The resulting haircut was about as disastrous as you'd expect. From the way I was gaping
in horror and disbelief at my image in the mirror, Fred could tell that I didn't like the
haircut I'd just gotten. His face fell and he looked so sad that I ended up tipping him to
show that everything was all right - though it patently wasn't. Instead of throwing him to
the ground and kicking him to death on the spot for making me look like an escapee from a
Pakistani mental institution, I ended up paying him extra for the job.
This is typical of my relationship with some barbers. I have managed to find drunk or even
actively insane barbers in every town and city I've ever lived in. Mind you, I've also gotten
some fantastic haircuts - Fred gave me one of the best cuts of my life on a day when he
was on the top of his game. But understandably, it was with some trepidation that I went
looking for a new barber recently. I have just moved to a small town in the Lebanon-
Hanover area and wanted to find a new barber.
This is extremely tricky. Barbers are not as common as they used to be. Every small town
or city neighborhood used to have at least one barbershop that you could walk into off the
street and get a decent haircut. It would usually take several visits before you'd be accepted
as a regular, but once you'd passed inspection, you could establish a relationship with your
new barber. That's not the case anymore - small barbershops have been quietly
disappearing for the past 20 years and are now something of a rarity. A full afternoon of
searching through five towns on either side of the Connecticut River turned up exactly two
barbershops - both of which were closed. According to the licensing authorities of New
Hampshire and Vermont, there are four barbershops in Lebanon and Hanover and there
are 195 licensed barbers in the state of Vermont - some of whom have to be in the Valley, so it seems as if I should have been able to
find somebody open on a Monday afternoon.

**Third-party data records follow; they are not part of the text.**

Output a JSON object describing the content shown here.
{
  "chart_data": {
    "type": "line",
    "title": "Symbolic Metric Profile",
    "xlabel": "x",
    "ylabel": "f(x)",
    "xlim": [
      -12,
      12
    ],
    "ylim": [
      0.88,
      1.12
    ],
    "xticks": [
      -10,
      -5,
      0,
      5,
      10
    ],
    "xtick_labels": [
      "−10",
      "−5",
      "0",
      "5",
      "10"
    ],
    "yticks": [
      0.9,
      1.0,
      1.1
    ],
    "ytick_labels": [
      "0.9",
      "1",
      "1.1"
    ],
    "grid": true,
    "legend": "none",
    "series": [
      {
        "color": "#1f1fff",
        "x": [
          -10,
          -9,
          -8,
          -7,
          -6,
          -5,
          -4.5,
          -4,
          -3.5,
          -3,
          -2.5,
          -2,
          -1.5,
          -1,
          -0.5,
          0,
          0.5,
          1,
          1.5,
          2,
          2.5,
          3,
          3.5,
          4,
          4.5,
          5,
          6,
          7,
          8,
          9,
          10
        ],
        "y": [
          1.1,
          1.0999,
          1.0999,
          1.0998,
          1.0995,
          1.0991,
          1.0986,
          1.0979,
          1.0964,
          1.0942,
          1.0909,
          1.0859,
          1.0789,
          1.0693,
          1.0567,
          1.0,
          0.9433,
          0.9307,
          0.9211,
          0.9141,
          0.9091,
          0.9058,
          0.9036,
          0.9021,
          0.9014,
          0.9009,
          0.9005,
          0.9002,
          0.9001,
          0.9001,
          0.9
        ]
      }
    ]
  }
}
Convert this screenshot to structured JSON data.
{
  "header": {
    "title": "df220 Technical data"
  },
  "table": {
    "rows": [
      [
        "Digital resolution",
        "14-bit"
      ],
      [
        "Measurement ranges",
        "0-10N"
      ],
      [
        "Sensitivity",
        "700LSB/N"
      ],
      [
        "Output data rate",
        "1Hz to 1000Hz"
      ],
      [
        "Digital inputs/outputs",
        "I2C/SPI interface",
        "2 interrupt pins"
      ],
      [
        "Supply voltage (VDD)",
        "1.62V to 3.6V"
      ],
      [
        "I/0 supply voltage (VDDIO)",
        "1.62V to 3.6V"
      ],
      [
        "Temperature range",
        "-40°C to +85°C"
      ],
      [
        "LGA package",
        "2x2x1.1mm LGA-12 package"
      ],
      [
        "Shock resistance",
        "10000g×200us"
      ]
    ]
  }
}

Good luck, says Lynda Eliott, an Administrative Supervisor with New Hampshire's Board
of Barbering, Cosmetology and Ethesthics. "There are definitely fewer `straight'
barbershops than there used to be," she says. "I think a lot of them have gone to full-
service salons. A lot of men have gone over to being styled."
This is sad - very sad.
There is some reason for slight optimism however, according to Nancy Morin, Eliot's
counter-part at Vermont's Office of Professional Regulation. "There are still people here
and there going into barbering," she says. "I've had two or three people lately tell me, `I'm
just opening a shop to do barbering - nothing else'." In addition, Morin points out that
although many barbers are evolving into stylists, the opposite is true as well - many stylists
are moving from more elaborate hair styling into clipper-based barbering. "A lot of
cosmetologists have turned to plain haircuts over the past few years," she says, "because of
`hand issues' like carpel-tunnel syndrome and damage from harsh chemicals."
So there is hope. In the meantime, my search goes on. Here is a list of my personal rules-
of-thumb for finding a good barber. They are largely broad generalities, but have been
served me well and been painfully learned over the course of years and dozens of bad
haircuts.
1) A good barbershop should be located in a downtown neighborhood where it is easily
accessible to food traffic. A good shop would languish in a strip-mall on the edge of town.
It should also have striped barber's pole. Call me a traditionalist, but I think it's a sign of a
barber that cares about details.
2) The better the barber, the worse his own personal haircut is. I don't know why this is,
but the very best barbers I've ever gotten a haircut from all looked like they were wearing
really bad toupees or had just finished a wilderness survival course.
3) Never - and this can't be emphasized enough - never trust
a barbershop that is associated in any way with a tanning salon.
4) I would be suspicious of any barber who shares a name with a character on Beverly Hills 90210. I suppose there is no logical reason why a
Jason, Dillon or a Brandon couldn't be a decent barber, but I personally wouldn't trust
them.
5) On the other hand, you can trust a barber who shares a
name with a muppet from Sesame Street. Bert, Ernie, Oscar,
Elmo, Tully - even Grover - these are the names of barbers!